No, he suffered, thought Kate. Every day of every week since then, he suffered. And as if some horrible bandage had been yanked away, there it was, now exposed, the festering wound in her grandfather’s soul, the very one he had never permitted to heal. With all her being, Kate didn’t want to believe this – her grandfather capable of murder? – yet at the same time she couldn’t help but know in her heart of hearts that it was in fact the truth. It just made too much unbelievable sense. Kate’s mind whooshed through it all, but unlike Tsaritsa Aleksandra, who had always found hope in the face of such undeniably dark logic, Kate saw it plainly before her. Here at last was the source, at last she had found it: the Artesian well of her grandfather’s self-hatred.

“Who was he assigned to kill?” asked Kate, her voice trembling.

“Why, Grand Duchess Maria, of course. His orders were to aim for the heart so as to make the kill quick and clean. When it all began, however, he panicked. He panicked but he did as ordered: he aimed and fired through the foul smoke at the young princess. But there was so much chaos. Truth be told, only God knows whose bullet struck whom in that mayhem. In any case, when your young grandfather wiped the smoke from his eyes, he saw Maria lying on the floor, completely still, completely dead.”

“Dear God…”

So he was there. So he’d killed. And so, thought Kate, recalling her grandfather’s thick gold watch, he’d looted.

“What happened?” pressed Kate, still unable to make sense of it all. “How did…”

“Just listen…” continued Marina. “About an hour later the truck loaded with the bodies set off with three men seated up front – a driver, a guard, and Yurovsky himself. Since there was no more room in the cab, Volodya – that is, your Dyedushka Misha – was ordered to the back, where he stood guard over the dead ones as the vehicle slowly made its way out of town on the road to the village of Koptyaki and the Four Brothers Mine. Later he told me that if he’d had a bullet he would have killed himself right then and there. Regardless, it was only when the truck passed the racetrack on the edge of town that they encountered the first of many problems.
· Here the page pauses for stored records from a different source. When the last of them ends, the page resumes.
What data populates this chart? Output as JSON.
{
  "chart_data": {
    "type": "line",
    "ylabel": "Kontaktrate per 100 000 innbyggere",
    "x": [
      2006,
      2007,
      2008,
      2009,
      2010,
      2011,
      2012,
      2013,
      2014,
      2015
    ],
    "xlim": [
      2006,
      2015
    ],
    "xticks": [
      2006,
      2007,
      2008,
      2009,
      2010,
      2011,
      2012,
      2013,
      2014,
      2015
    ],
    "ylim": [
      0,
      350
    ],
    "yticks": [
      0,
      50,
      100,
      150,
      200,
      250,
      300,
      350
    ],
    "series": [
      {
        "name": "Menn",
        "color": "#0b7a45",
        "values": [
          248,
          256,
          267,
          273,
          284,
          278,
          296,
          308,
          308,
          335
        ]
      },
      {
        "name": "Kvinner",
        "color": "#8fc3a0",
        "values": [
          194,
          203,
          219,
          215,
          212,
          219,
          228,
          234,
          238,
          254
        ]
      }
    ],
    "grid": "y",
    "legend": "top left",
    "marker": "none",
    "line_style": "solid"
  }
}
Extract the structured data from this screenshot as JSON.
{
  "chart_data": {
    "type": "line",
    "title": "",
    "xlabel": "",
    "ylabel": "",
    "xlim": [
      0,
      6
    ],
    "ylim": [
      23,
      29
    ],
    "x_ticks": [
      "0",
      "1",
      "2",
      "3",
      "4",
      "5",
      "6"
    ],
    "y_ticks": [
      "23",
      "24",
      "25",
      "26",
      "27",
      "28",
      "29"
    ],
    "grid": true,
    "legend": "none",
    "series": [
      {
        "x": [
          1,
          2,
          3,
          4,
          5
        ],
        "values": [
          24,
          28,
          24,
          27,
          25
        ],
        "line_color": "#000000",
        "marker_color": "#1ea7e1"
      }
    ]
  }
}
All month there had been heavy rain, and when one of the wheels sank into a muddy hole, the truck became stuck for the first time that night, and Volodya jumped off the back, he jumped onto the ground.”

And looking at the wheel he immediately saw the problem, and shouted to his tovarishi in the cab up front, “It’s not so bad, comrades. Let me give a push!”

The driver, Lyukhanov, put the lorry in reverse, rolled it back a bit, then jabbed it into first gear. Volodya leaned into the rear bumper and pushed with all his strength. In one great heave the vehicle rolled up and out and raced ahead. A few short moments later, however, the left rear tire struck a rock and the entire lorry bounced up. The force of the jolt in turn caused something to be thrown off the back and onto the dirt road. He couldn’t believe his eyes – one of the bodies! Terrified, he froze. Finally Volodya rushed to it, discovering the Heir Tsarevich Aleksei Nikolaevich. He was dead, half his head blown away. Volodya looked up and was about to call out to his comrades when suddenly another body fell to the ground. Hurrying to that one, he discovered that it was the body of Grand Duchess Maria Nikolaevna, the very one he’d been assigned to kill! Then as if she were a ghost come back to haunt him, she suddenly moved, rolling her head to the side and looking up at him.

“Help…” she gasped. “Please help me!”

From the truck Lyukhanov leaned his head half out the window, and called, “You okay back there, Volodya? You still with us?”

He stared at the young woman bleeding so horribly on the ground. He’d held the fate of her life in his aim once before… and here he held it once again.

“The Lord Almighty had seen to a miracle,” gushed Marina. “He was giving Volodya a second chance. A mere hour or so earlier he’d been this young woman’s murderer… and suddenly he had the chance to redeem himself – he could be her savior!”